DeJongh also vetoed a measure extending a previous $450,000 appropriation for fencing at Joseph Sibilly Elementary School that had automatically expired, saying the effect would be to make the appropriation a Fiscal Year 2014 General Fund obligation at a time when there is not enough money to pay the anticipated obligations.
He similarly vetoed legislation appropriating $52,000 to pay Scot McChain for legal work he performed on behalf of the St. Croix Board of Elections for financial reasons, but said the Board of Elections’ Fiscal Year 2014 budget allowed it to spend $50,000 on prior year obligations.
DeJongh rejected a resolution calling for the resignation of Bureau of Corrections Director Julius Wilson, saying it was "improper" and "unjustified."
"During the current director’s tenure, not only has he seen the Bureau of Corrections through the 2009 transition from a division of the Virgin Islands Department of Justice to a separate and distinct executive branch agency, he has also settled two major pieces of litigation in 2013," deJongh wrote.
One case was brought by the American Civil Liberties Union concerning the jails on the island of St. Thomas and litigated for nearly 20 years, and the other involved a consent decree entered into in 1986 with the U.S. Department of Justice concerning the Golden Grove Adult Correctional Facility on the island of St. Croix, deJongh said.

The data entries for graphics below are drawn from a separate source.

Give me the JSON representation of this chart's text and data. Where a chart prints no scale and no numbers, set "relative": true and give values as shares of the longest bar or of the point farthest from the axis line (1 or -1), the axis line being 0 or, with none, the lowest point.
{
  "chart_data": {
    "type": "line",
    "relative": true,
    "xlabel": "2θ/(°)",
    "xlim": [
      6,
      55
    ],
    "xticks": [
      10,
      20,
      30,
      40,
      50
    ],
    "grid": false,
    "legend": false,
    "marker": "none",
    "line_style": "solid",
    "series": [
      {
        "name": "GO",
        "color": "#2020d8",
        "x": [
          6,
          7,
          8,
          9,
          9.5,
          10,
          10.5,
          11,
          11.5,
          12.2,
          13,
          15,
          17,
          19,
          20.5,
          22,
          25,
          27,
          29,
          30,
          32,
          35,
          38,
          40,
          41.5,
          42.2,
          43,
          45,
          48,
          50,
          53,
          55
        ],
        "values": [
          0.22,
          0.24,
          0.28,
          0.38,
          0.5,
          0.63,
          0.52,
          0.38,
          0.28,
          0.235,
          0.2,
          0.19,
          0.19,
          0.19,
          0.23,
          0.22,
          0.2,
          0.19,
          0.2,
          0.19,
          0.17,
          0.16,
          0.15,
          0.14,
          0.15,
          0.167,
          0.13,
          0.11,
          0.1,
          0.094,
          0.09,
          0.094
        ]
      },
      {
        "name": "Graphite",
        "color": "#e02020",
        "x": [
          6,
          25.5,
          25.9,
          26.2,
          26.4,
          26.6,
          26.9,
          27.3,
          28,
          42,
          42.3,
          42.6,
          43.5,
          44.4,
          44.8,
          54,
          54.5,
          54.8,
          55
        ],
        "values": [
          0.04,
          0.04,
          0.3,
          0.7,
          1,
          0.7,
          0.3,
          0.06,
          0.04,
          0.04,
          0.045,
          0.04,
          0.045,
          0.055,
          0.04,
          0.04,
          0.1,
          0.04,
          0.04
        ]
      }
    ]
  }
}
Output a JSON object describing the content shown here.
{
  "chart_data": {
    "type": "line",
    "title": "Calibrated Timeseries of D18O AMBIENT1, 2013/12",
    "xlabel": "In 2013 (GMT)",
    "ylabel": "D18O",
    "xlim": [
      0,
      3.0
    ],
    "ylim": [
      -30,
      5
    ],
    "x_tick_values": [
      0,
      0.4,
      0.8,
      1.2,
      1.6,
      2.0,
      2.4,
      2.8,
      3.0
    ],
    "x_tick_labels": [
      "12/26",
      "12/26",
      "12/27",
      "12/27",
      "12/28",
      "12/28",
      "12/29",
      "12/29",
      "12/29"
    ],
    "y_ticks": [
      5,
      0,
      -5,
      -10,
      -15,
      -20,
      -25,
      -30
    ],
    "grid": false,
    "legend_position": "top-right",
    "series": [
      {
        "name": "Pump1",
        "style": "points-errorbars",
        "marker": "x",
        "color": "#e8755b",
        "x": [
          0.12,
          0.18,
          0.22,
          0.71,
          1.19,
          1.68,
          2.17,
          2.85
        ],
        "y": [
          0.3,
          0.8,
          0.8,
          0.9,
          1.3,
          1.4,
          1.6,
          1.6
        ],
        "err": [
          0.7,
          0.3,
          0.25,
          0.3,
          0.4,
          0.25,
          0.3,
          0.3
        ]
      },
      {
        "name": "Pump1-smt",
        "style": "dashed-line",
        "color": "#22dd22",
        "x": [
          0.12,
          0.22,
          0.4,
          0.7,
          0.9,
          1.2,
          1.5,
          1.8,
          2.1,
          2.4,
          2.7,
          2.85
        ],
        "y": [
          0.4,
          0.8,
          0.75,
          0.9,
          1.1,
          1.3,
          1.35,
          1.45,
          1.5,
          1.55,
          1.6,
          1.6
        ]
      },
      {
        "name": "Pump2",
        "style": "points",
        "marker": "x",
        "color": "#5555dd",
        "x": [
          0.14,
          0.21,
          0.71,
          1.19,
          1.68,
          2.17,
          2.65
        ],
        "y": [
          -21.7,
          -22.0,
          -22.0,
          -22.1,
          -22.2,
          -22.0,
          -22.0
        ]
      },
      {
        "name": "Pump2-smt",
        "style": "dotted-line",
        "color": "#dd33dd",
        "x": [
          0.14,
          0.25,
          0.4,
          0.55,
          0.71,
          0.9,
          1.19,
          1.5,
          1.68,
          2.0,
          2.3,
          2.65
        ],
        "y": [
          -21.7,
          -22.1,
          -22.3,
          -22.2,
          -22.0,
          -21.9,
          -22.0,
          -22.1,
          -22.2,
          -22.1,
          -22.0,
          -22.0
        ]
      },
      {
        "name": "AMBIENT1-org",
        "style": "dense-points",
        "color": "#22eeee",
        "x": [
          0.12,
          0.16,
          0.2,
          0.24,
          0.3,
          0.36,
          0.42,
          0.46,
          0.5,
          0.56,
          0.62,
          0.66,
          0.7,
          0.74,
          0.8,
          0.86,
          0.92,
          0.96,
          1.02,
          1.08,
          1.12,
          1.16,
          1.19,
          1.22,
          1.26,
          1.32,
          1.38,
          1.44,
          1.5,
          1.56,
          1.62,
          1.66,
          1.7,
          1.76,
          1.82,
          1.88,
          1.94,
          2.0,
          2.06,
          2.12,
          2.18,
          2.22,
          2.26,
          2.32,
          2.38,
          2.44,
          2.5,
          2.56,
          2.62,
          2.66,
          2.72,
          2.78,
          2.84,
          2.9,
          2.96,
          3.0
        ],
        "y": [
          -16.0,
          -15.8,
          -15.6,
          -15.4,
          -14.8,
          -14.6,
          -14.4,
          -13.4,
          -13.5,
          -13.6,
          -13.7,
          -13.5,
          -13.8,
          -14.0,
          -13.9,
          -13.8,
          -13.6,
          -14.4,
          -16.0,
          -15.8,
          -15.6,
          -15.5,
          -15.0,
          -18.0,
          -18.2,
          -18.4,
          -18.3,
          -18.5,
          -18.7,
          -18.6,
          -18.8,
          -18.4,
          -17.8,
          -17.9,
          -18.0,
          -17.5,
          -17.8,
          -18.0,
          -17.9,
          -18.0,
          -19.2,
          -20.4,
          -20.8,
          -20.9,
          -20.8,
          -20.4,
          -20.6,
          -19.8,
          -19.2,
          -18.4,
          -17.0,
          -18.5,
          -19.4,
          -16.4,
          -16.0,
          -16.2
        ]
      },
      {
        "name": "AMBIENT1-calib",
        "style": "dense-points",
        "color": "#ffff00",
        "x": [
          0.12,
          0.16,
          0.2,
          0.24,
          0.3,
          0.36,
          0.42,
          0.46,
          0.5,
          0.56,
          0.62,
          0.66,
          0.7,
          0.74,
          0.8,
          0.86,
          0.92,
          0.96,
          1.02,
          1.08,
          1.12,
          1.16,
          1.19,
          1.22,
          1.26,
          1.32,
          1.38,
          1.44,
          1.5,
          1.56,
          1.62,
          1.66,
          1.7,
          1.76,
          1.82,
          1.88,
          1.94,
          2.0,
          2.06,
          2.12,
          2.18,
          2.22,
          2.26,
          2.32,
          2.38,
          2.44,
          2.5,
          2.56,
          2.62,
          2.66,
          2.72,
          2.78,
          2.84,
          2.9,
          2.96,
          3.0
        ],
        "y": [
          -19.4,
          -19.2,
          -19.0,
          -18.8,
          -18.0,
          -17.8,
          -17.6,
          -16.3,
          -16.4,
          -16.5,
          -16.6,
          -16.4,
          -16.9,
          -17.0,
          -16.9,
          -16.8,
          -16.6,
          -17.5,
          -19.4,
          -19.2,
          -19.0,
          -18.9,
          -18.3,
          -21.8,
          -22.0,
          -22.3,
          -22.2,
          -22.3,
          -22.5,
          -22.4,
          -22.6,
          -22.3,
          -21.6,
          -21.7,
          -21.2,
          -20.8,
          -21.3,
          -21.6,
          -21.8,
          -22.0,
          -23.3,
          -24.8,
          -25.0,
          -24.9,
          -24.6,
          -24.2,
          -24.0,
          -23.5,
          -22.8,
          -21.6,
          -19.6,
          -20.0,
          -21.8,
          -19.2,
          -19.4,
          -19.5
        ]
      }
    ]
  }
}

While a settlement agreement has been entered into, a court-appointed independent monitor issued a report in December 2013 saying "very little has improved" at Golden Grove over the course of 2013 and it "remains a dangerous and violent environment and is inadequately staffed, equipped, funded, maintained and operated to provide and consistently sustain environmental and operational conditions of inmate care and confinement that meet constitutional requirements."
In supporting Wilson, deJongh said the prison system’s problems were not Wilson’s fault, were partly due to funding and were not a uniquely Virgin Islands problem.
"While we can always strive to do better," the problems inherent to running jails "are universal and not confined to the operations of our Bureau of Corrections," deJongh said.
"Oversight over the work of the executive branch is a clearly proper role for the Legislature, but passing petulant votes of no confidence, without ever having sought to work out whatever differences may exist from time to time between a legislator and a cabinet member is disappointing," he added.